El informe identifica el papel desempeñado por las máquinas automatizadas, incluidas las de Control Numérico por Ordenador, fabricadas por empresas con domicilio en Austria, Alemania, Taiwán y Estados Unidos. Éstas son utilizadas actualmente por el ejército de Myanmar en las fábricas responsables de su producción armamentística.

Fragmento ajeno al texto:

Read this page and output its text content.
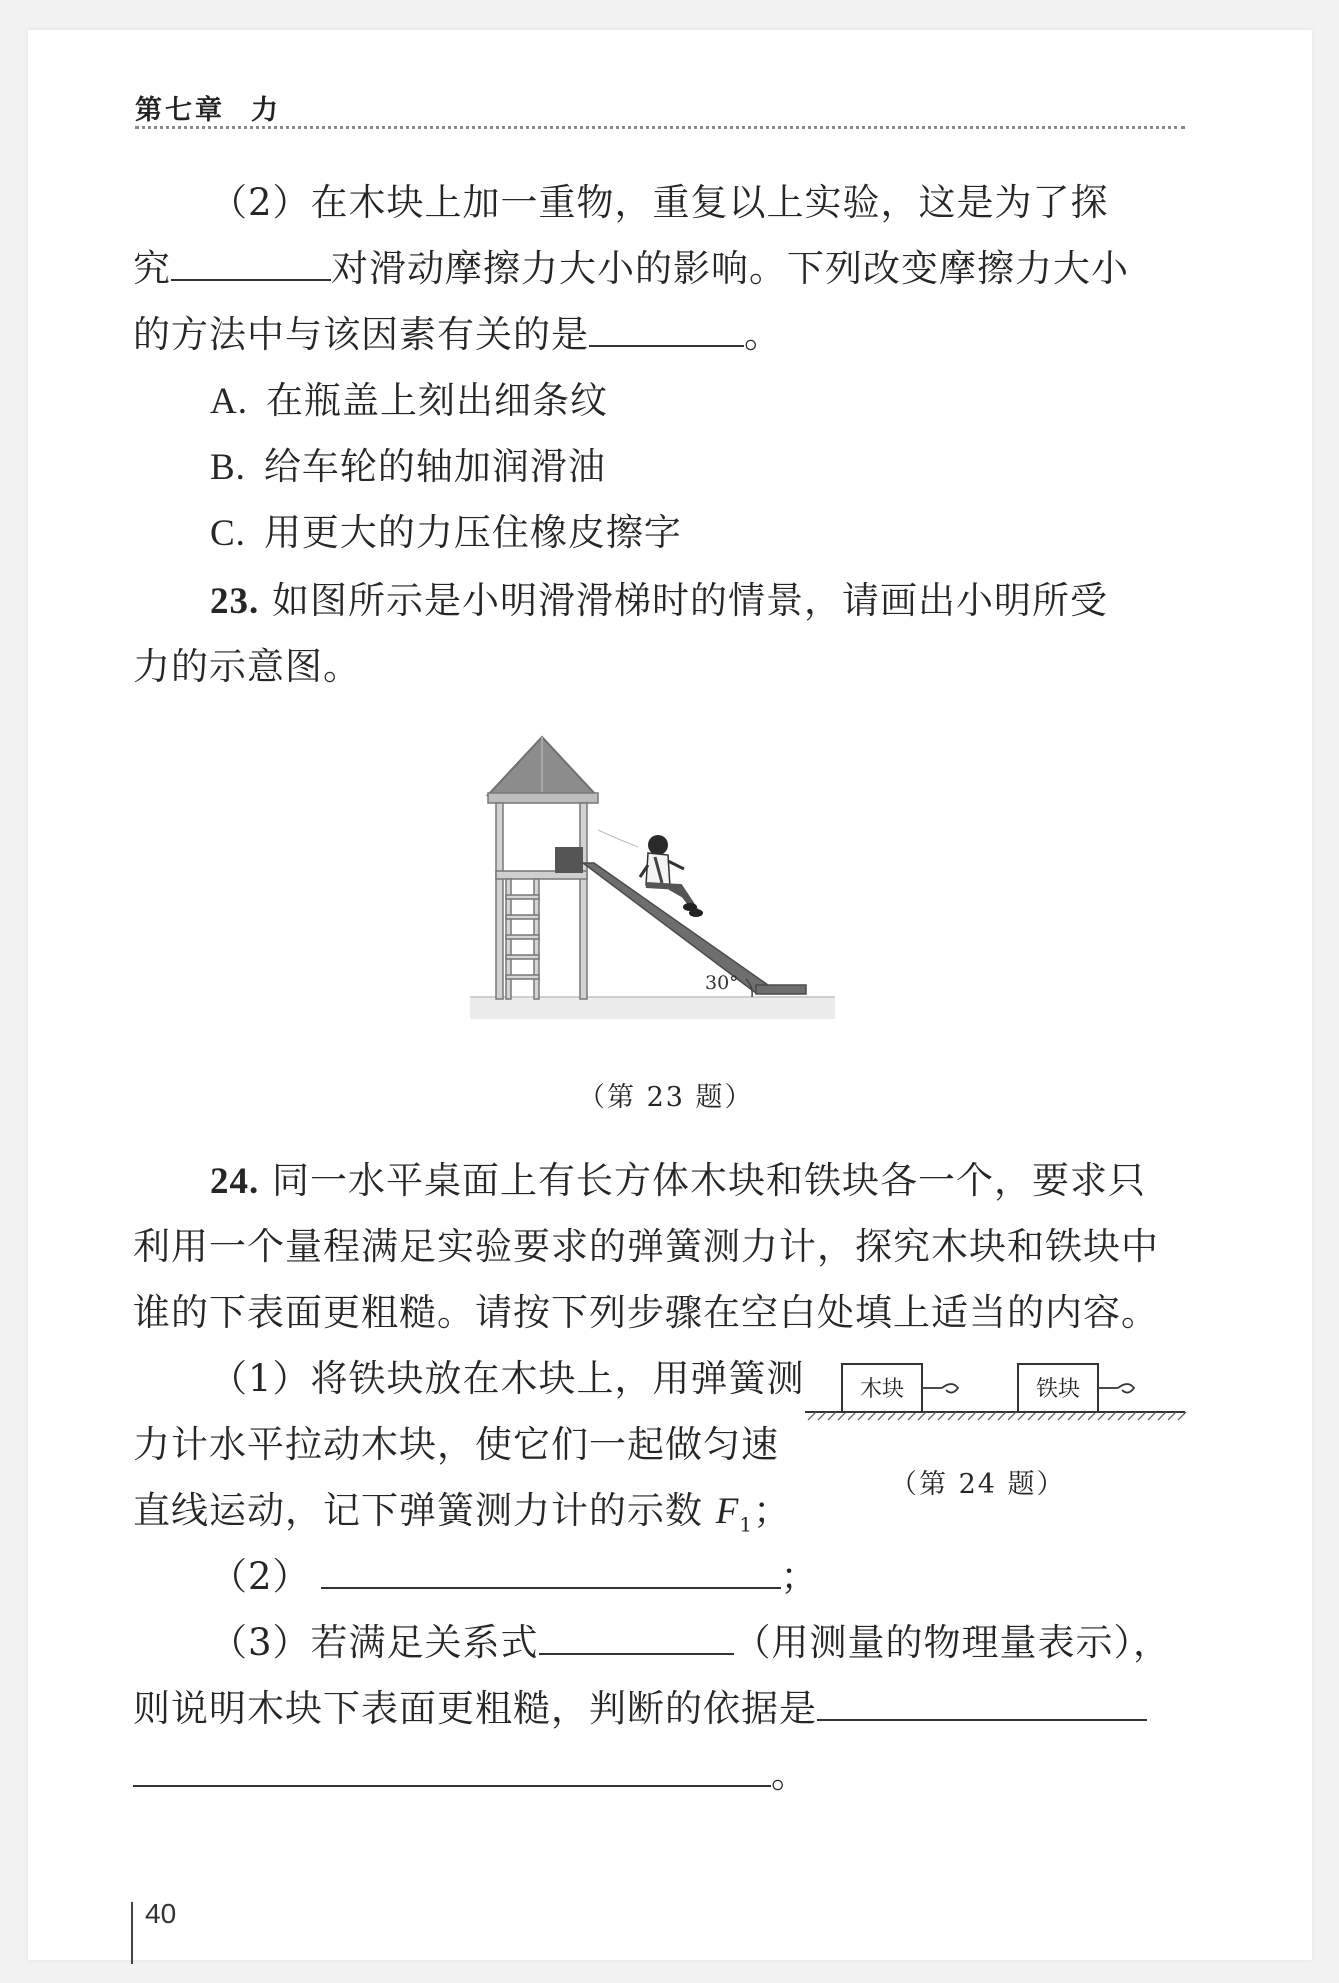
第七章 力
（2）在木块上加一重物，重复以上实验，这是为了探
究	对滑动摩擦力大小的影响。下列改变摩擦力大小
的方法中与该因素有关的是	。
A. 在瓶盖上刻出细条纹
B. 给车轮的轴加润滑油
C. 用更大的力压住橡皮擦字
23. 如图所示是小明滑滑梯时的情景，请画出小明所受
力的示意图。
30°
（第 23 题）
24. 同一水平桌面上有长方体木块和铁块各一个，要求只
利用一个量程满足实验要求的弹簧测力计，探究木块和铁块中
谁的下表面更粗糙。请按下列步骤在空白处填上适当的内容。
（1）将铁块放在木块上，用弹簧测
力计水平拉动木块，使它们一起做匀速
直线运动，记下弹簧测力计的示数 $F_1$；
木块	铁块
（第 24 题）
（2）	；
（3）若满足关系式	（用测量的物理量表示），
则说明木块下表面更粗糙，判断的依据是
。
40
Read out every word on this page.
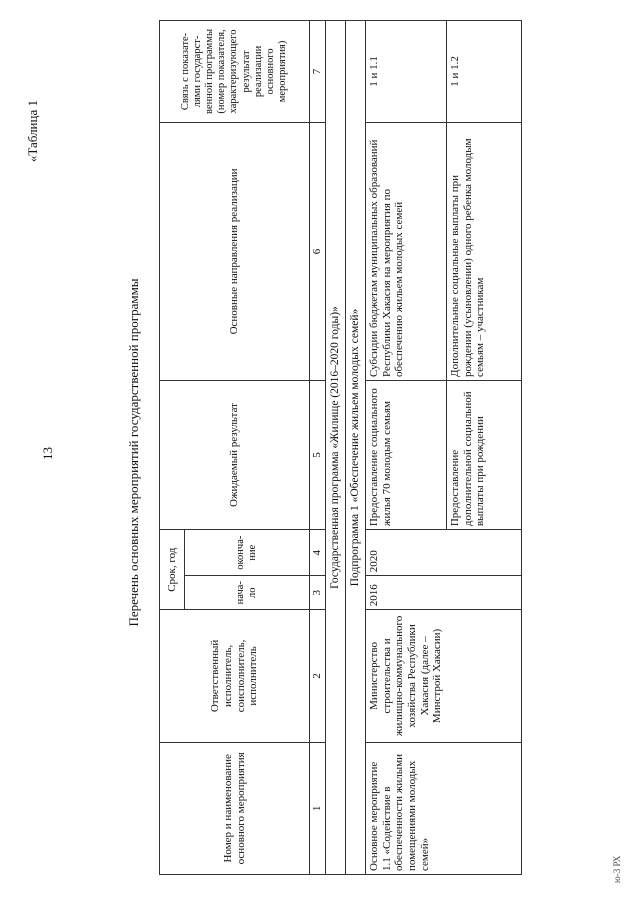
13
«Таблица 1
Перечень основных мероприятий государственной программы
Номер и наименование основного мероприятия	Ответственный исполнитель, соисполнитель, исполнитель	Срок, год		Ожидаемый результат	Основные направления реализации	Связь с показате-лями государст-венной программы (номер показателя, характеризующего результат реализации основного мероприятия)
		нача-ло	оконча-ние			
1	2	3	4	5	6	7
Государственная программа «Жилище (2016–2020 годы)»						
Подпрограмма 1 «Обеспечение жильем молодых семей»						
Основное мероприятие 1.1 «Содействие в обеспеченности жилыми помещениями молодых семей»	Министерство строительства и жилищно-коммунального хозяйства Республики Хакасия (далее – Минстрой Хакасии)	2016	2020	Предоставление социального жилья 70 молодым семьям	Субсидии бюджетам муниципальных образований Республики Хакасия на мероприятия по обеспечению жильем молодых семей	1 и 1.1
				Предоставление дополнительной социальной выплаты при рождении	Дополнительные социальные выплаты при рождении (усыновлении) одного ребенка молодым семьям – участникам	1 и 1.2
ю-3 РХ
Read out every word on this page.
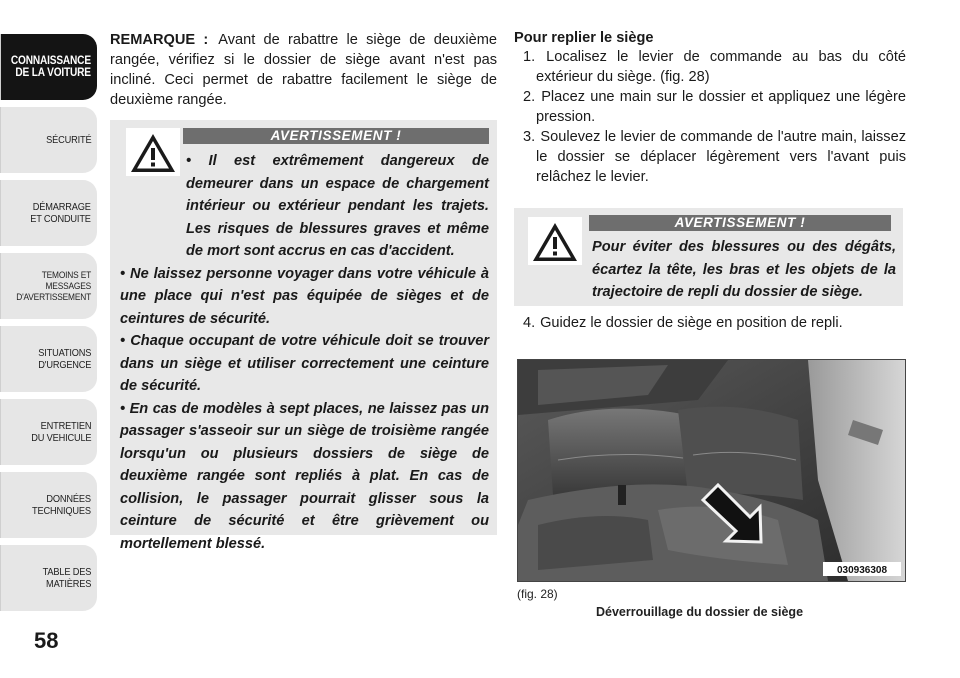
CONNAISSANCE
DE LA VOITURE
SÉCURITÉ
DÉMARRAGE
ET CONDUITE
TEMOINS ET
MESSAGES
D'AVERTISSEMENT
SITUATIONS
D'URGENCE
ENTRETIEN
DU VEHICULE
DONNÉES
TECHNIQUES
TABLE DES
MATIÈRES
58

REMARQUE : Avant de rabattre le siège de deuxième rangée, vérifiez si le dossier de siège avant n'est pas incliné. Ceci permet de rabattre facilement le siège de deuxième rangée.

AVERTISSEMENT !
• Il est extrêmement dangereux de demeurer dans un espace de chargement intérieur ou extérieur pendant les trajets. Les risques de blessures graves et même de mort sont accrus en cas d'accident.
• Ne laissez personne voyager dans votre véhicule à une place qui n'est pas équipée de sièges et de ceintures de sécurité.
• Chaque occupant de votre véhicule doit se trouver dans un siège et utiliser correctement une ceinture de sécurité.
• En cas de modèles à sept places, ne laissez pas un passager s'asseoir sur un siège de troisième rangée lorsqu'un ou plusieurs dossiers de siège de deuxième rangée sont repliés à plat. En cas de collision, le passager pourrait glisser sous la ceinture de sécurité et être grièvement ou mortellement blessé.
Pour replier le siège
1. Localisez le levier de commande au bas du côté extérieur du siège. (fig. 28)
2. Placez une main sur le dossier et appliquez une légère pression.
3. Soulevez le levier de commande de l'autre main, laissez le dossier se déplacer légèrement vers l'avant puis relâchez le levier.
AVERTISSEMENT !
Pour éviter des blessures ou des dégâts, écartez la tête, les bras et les objets de la trajectoire de repli du dossier de siège.
4. Guidez le dossier de siège en position de repli.
030936308
(fig. 28)
Déverrouillage du dossier de siège
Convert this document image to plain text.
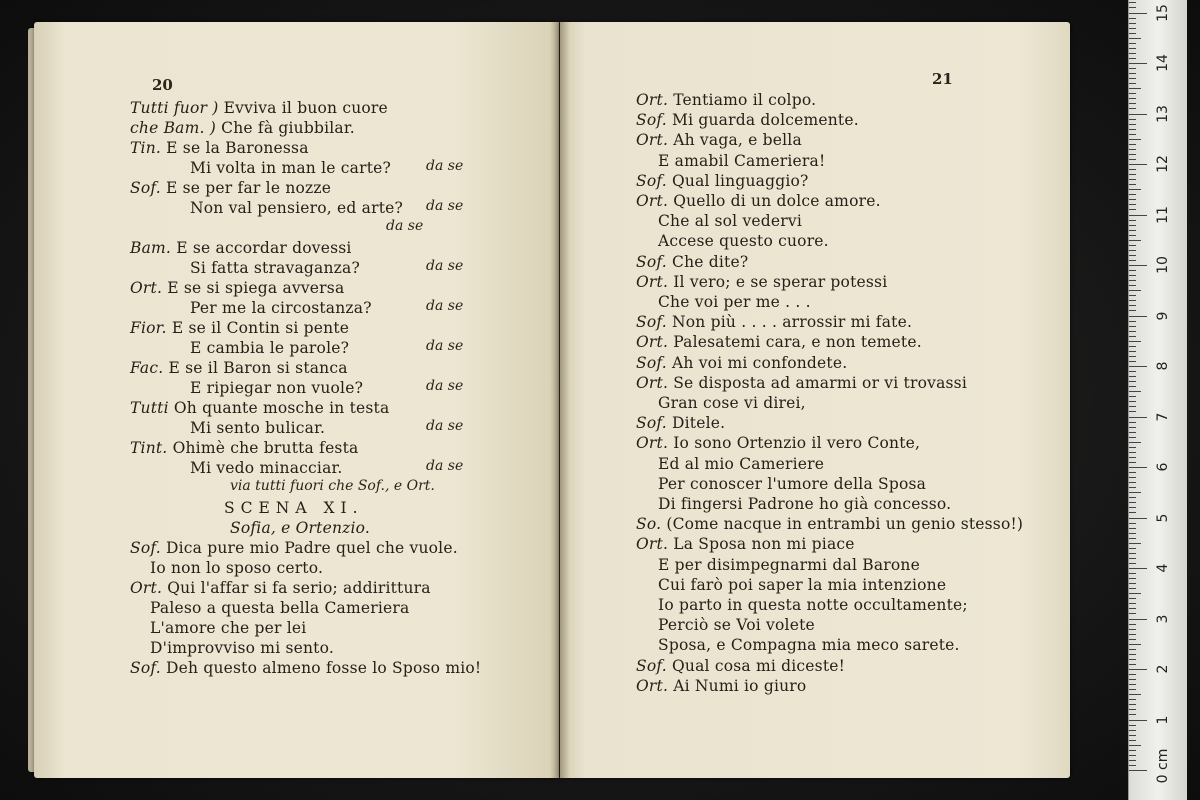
20
Tutti fuor ) Evviva il buon cuore
che Bam. ) Che fà giubbilar.
Tin. E se la Baronessa
Mi volta in man le carte? da se
Sof. E se per far le nozze
Non val pensiero, ed arte? da se
da se
Bam. E se accordar dovessi
Si fatta stravaganza?	da se
Ort. E se si spiega avversa
Per me la circostanza?	da se
Fior. E se il Contin si pente
E cambia le parole?	da se
Fac. E se il Baron si stanca
E ripiegar non vuole?	da se
Tutti Oh quante mosche in testa
Mi sento bulicar.	da se
Tint. Ohimè che brutta festa
Mi vedo minacciar.	da se
via tutti fuori che Sof., e Ort.
SCENA XI.
Sofia, e Ortenzio.
Sof. Dica pure mio Padre quel che vuole.
Io non lo sposo certo.
Ort. Qui l'affar si fa serio; addirittura
Paleso a questa bella Cameriera
L'amore che per lei
D'improvviso mi sento.
Sof. Deh questo almeno fosse lo Sposo mio!
21
Ort. Tentiamo il colpo.
Sof. Mi guarda dolcemente.
Ort. Ah vaga, e bella
E amabil Cameriera!
Sof. Qual linguaggio?
Ort. Quello di un dolce amore.
Che al sol vedervi
Accese questo cuore.
Sof. Che dite?
Ort. Il vero; e se sperar potessi
Che voi per me . . .
Sof. Non più . . . . arrossir mi fate.
Ort. Palesatemi cara, e non temete.
Sof. Ah voi mi confondete.
Ort. Se disposta ad amarmi or vi trovassi
Gran cose vi direi,
Sof. Ditele.
Ort. Io sono Ortenzio il vero Conte,
Ed al mio Cameriere
Per conoscer l'umore della Sposa
Di fingersi Padrone ho già concesso.
So. (Come nacque in entrambi un genio stesso!)
Ort. La Sposa non mi piace
E per disimpegnarmi dal Barone
Cui farò poi saper la mia intenzione
Io parto in questa notte occultamente;
Perciò se Voi volete
Sposa, e Compagna mia meco sarete.
Sof. Qual cosa mi diceste!
Ort. Ai Numi io giuro
0 cm
1
2
3
4
5
6
7
8
9
10
11
12
13
14
15
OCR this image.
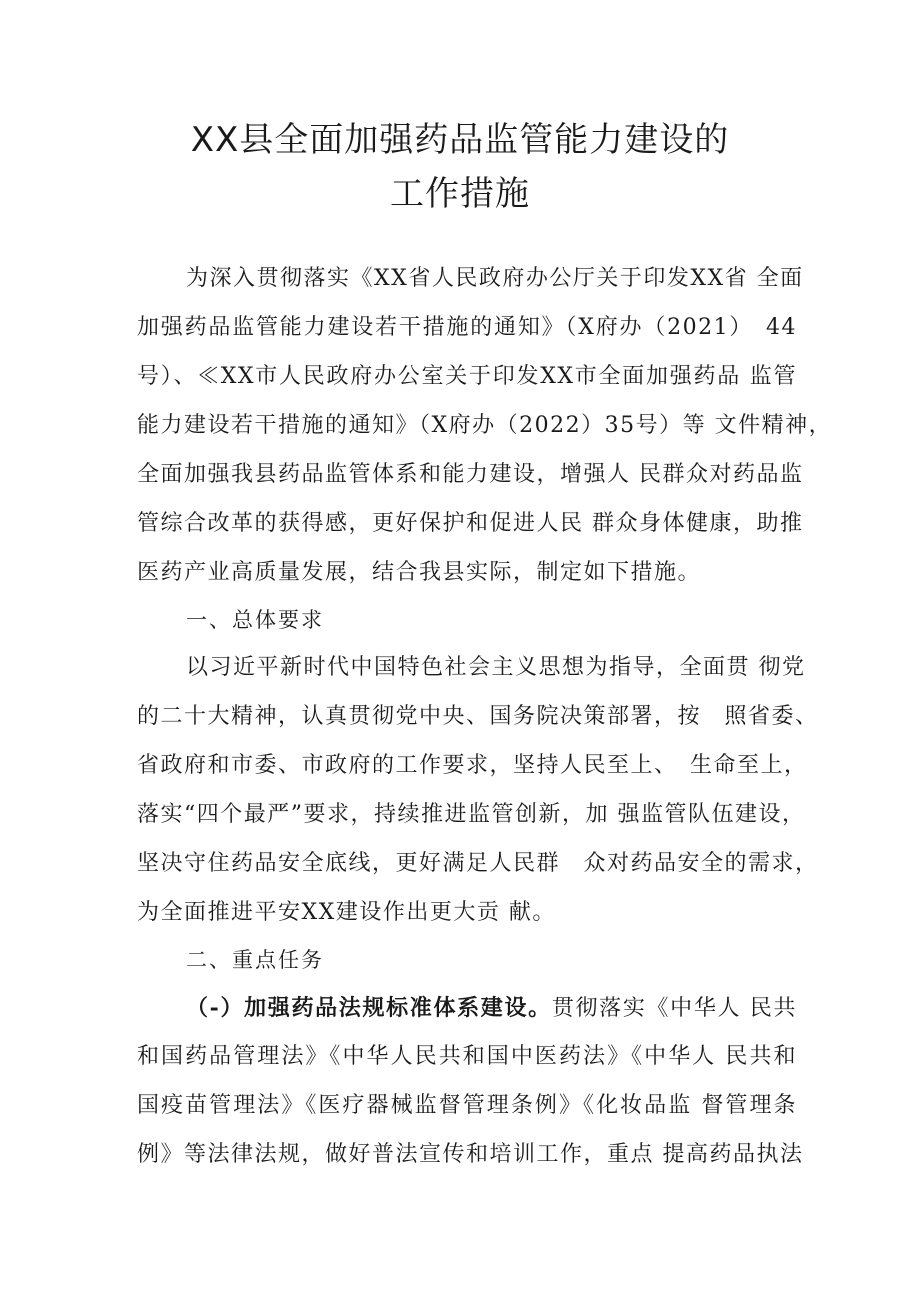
XX县全面加强药品监管能力建设的
工作措施

为深入贯彻落实《XX省人民政府办公厅关于印发XX省 全面

加强药品监管能力建设若干措施的通知》（X府办（2021）　44

号）、≪XX市人民政府办公室关于印发XX市全面加强药品 监管

能力建设若干措施的通知》（X府办（2022）35号）等 文件精神，

全面加强我县药品监管体系和能力建设，增强人 民群众对药品监

管综合改革的获得感，更好保护和促进人民 群众身体健康，助推

医药产业高质量发展，结合我县实际，制定如下措施。

一、总体要求

以习近平新时代中国特色社会主义思想为指导，全面贯 彻党

的二十大精神，认真贯彻党中央、国务院决策部署，按　照省委、

省政府和市委、市政府的工作要求，坚持人民至上、　生命至上，

落实“四个最严”要求，持续推进监管创新，加 强监管队伍建设，

坚决守住药品安全底线，更好满足人民群　众对药品安全的需求，

为全面推进平安XX建设作出更大贡 献。

二、重点任务

（-）加强药品法规标准体系建设。贯彻落实《中华人 民共

和国药品管理法》《中华人民共和国中医药法》《中华人 民共和

国疫苗管理法》《医疗器械监督管理条例》《化妆品监 督管理条

例》等法律法规，做好普法宣传和培训工作，重点 提高药品执法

A esto se añaden programas informáticos fabricados por empresas que tienen su domicilio legal en Francia, Israel y Alemania.

Los autores tienen mucho interés en señalar el papel desempeñado por Singapur, que «funciona como punto de tránsito estratégico para volúmenes potencialmente importantes de artículos -incluidas ciertas materias primas- que alimentan la producción de armas del ejército de Myanmar». Las empresas legalmente domiciliadas en Singapur han desempeñado un papel importante en la intermediación de acuerdos y la exportación de artículos militares al DDI o a empresas de fachada civil para el ejército de Myanmar.

Para no ser menos, Taiwán también desempeña un importante papel como punto de tránsito para la compra por parte de la DDI de máquinas CNC de alta precisión, incluidas las de fabricantes europeos, que ayudan a la fabricación de armas de KaPaSa, un complejo que abarca todo el país y en el que participan unas 25 entidades.

Los autores son directos e inequívocos sobre sus espeluznantes conclusiones. «En resumen, las armas producidas por el ejército de Myanmar en el país, en sus fábricas de KaPaSa, se han utilizado en los ataques generalizados y sistemáticos del ejército contra objetivos civiles, antes, durante y después del intento de golpe militar de 2021, y continúan haciéndolo.»

Una declaración de Yanghee Lee, del SAC-M y ex relatora especial de la ONU sobre la situación de los derechos humanos en Myanmar, recapituló la cuestión: «Las empresas extranjeras están permitiendo al ejército de Myanmar -uno de los peores violadores de los derechos humanos del mundo- producir muchas de las armas para cometer atrocidades diarias contra el pueblo de Myanmar».

Lee continuó señalando la obviedad de que dichas empresas y sus Estados de origen tenían «responsabilidades morales y legales para garantizar que sus productos no están facilitando violaciones de los derechos humanos contra civiles en Myanmar». No hacerlo las convertía en «cómplices de los bárbaros crímenes del ejército de Myanmar». Una complicidad que se sigue llevando a la ligera en las capitales, desde Washington a Bruselas.